Then we consulted about our imminent start, and I told my servant it would be better to send the post-chaise across the Seine. He agreed with me. And for me to come to it as if by accident the moment we were ready to join each other on the road. He agreed to that. All of our belongings would be put into it by the valet and himself, and when we met we would make a circuit and go by the way of St. Denis.
“We will meet,” I told him, “at eleven o’clock in front of the Tuileries.”
Skenedonk looked at me without moving a muscle.
“I want to see the palace of the Tuileries before I leave France.”
He still gazed at me.
“At any risk, I am going to the Tuileries to-night!”
My Iroquois grunted. A glow spread all over his copper face and head. If I had told him I was going to an enemy’s central camp fire to shake a club in the face of the biggest chief, he could not have thought more of my daring or less of my common sense.

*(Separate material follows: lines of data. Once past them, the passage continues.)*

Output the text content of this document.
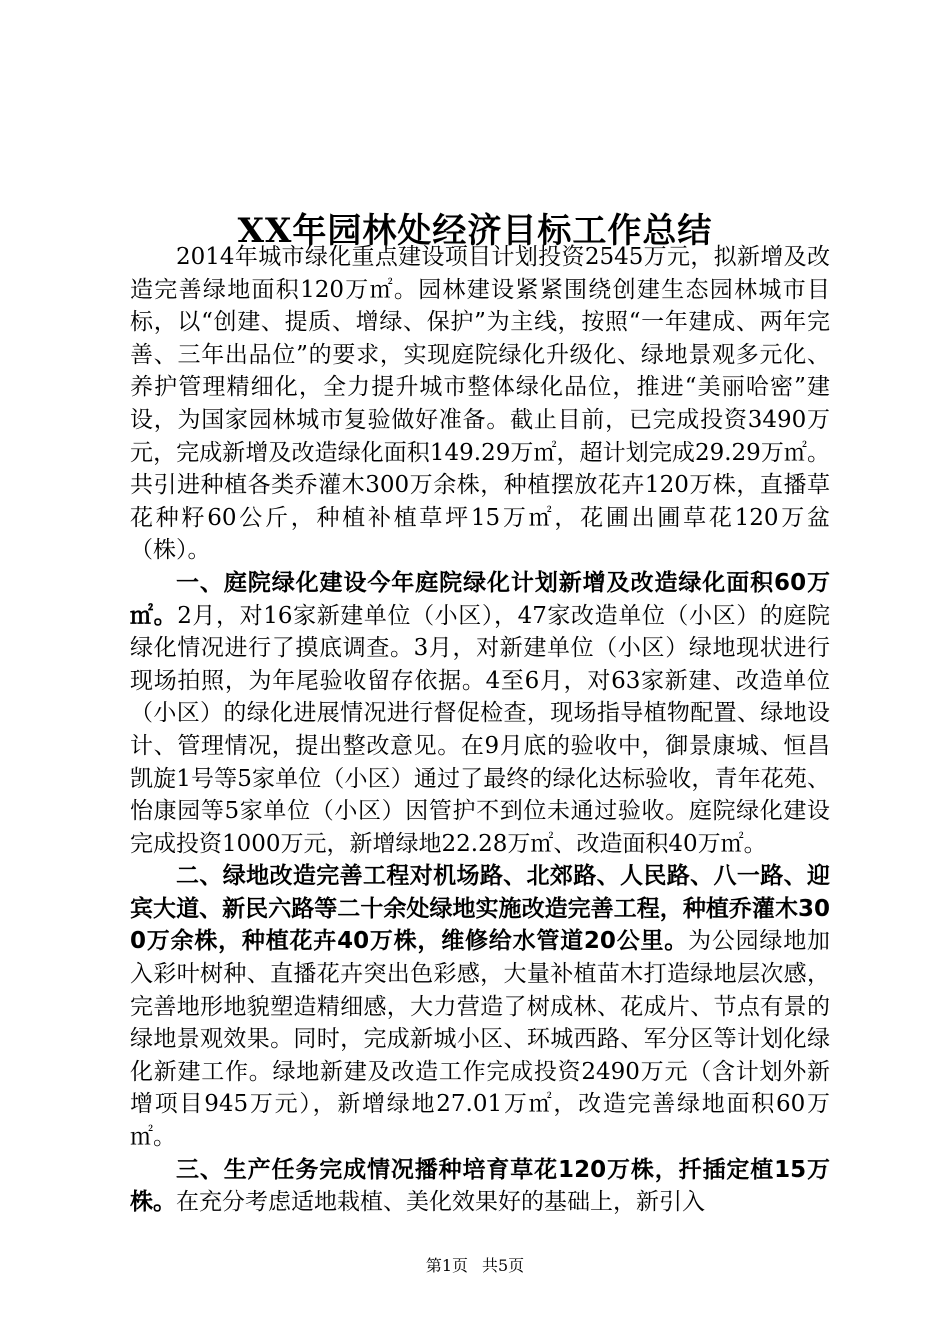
XX年园林处经济目标工作总结

2014年城市绿化重点建设项目计划投资2545万元，拟新增及改造完善绿地面积120万㎡。园林建设紧紧围绕创建生态园林城市目标，以“创建、提质、增绿、保护”为主线，按照“一年建成、两年完善、三年出品位”的要求，实现庭院绿化升级化、绿地景观多元化、养护管理精细化，全力提升城市整体绿化品位，推进“美丽哈密”建设，为国家园林城市复验做好准备。截止目前，已完成投资3490万元，完成新增及改造绿化面积149.29万㎡，超计划完成29.29万㎡。共引进种植各类乔灌木300万余株，种植摆放花卉120万株，直播草花种籽60公斤，种植补植草坪15万㎡，花圃出圃草花120万盆（株）。

一、庭院绿化建设今年庭院绿化计划新增及改造绿化面积60万㎡。2月，对16家新建单位（小区），47家改造单位（小区）的庭院绿化情况进行了摸底调查。3月，对新建单位（小区）绿地现状进行现场拍照，为年尾验收留存依据。4至6月，对63家新建、改造单位（小区）的绿化进展情况进行督促检查，现场指导植物配置、绿地设计、管理情况，提出整改意见。在9月底的验收中，御景康城、恒昌凯旋1号等5家单位（小区）通过了最终的绿化达标验收，青年花苑、怡康园等5家单位（小区）因管护不到位未通过验收。庭院绿化建设完成投资1000万元，新增绿地22.28万㎡、改造面积40万㎡。

二、绿地改造完善工程对机场路、北郊路、人民路、八一路、迎宾大道、新民六路等二十余处绿地实施改造完善工程，种植乔灌木300万余株，种植花卉40万株，维修给水管道20公里。为公园绿地加入彩叶树种、直播花卉突出色彩感，大量补植苗木打造绿地层次感，完善地形地貌塑造精细感，大力营造了树成林、花成片、节点有景的绿地景观效果。同时，完成新城小区、环城西路、军分区等计划化绿化新建工作。绿地新建及改造工作完成投资2490万元（含计划外新增项目945万元），新增绿地27.01万㎡，改造完善绿地面积60万㎡。

三、生产任务完成情况播种培育草花120万株，扦插定植15万株。在充分考虑适地栽植、美化效果好的基础上，新引入

第1页 共5页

“You will never come out.”
“If I don’t, Skenedonk, go without me.”
He passed small heroics unnoticed.
“Why do you do it?”
I couldn’t tell him. Neither could I leave Paris without doing it. I assured him many carriages would be there, near the entrance, which was called, I believed, the pavilion of Flora; and by showing boldness we might start from that spot as well as from any other. He abetted the reckless devil in me, and the outcome was that I crossed the Seine bridge by myself about ten o’clock; remembering my escape from Ste. Pelagie; remembering I should never see the gargoyles on Notre Dame any more, or the golden dome of the Invalides, or hear the night hum of Paris, whether I succeeded or not. For if I succeeded I should be away toward the coast by morning; and if I did not succeed, I should be somewhere under arrest.
I can see the boy in white court dress, with no hint of the traveler about him, who stepped jauntily out of a carriage and added himself to groups entering the Tuileries. The white court dress was armor which he put on to serve him in the dangerous attempt to look once more on a woman’s face. He mounted with a strut toward the guardians of the imperial court, not knowing how he might be challenged; and fortune was with him.
“Lazarre!” exclaimed Count de Chaumont, hurrying behind to take my elbow. “I want you to help me!”
Remembering with sudden remorse Annabel’s escape and our wicked dinner, I halted eager to do him service. He was perhaps used to Annabel’s escapes, for a very different annoyance puckered his forehead as he drew me aside within the entrance.
“Have you heard the Marquis de Ferrier is alive?”
I told him I had heard it.
“Damned old fox! He lay in hiding until the estates were recovered. Then out he creeps to enjoy them!”
I pressed the count’s hand. We were one in disapproval.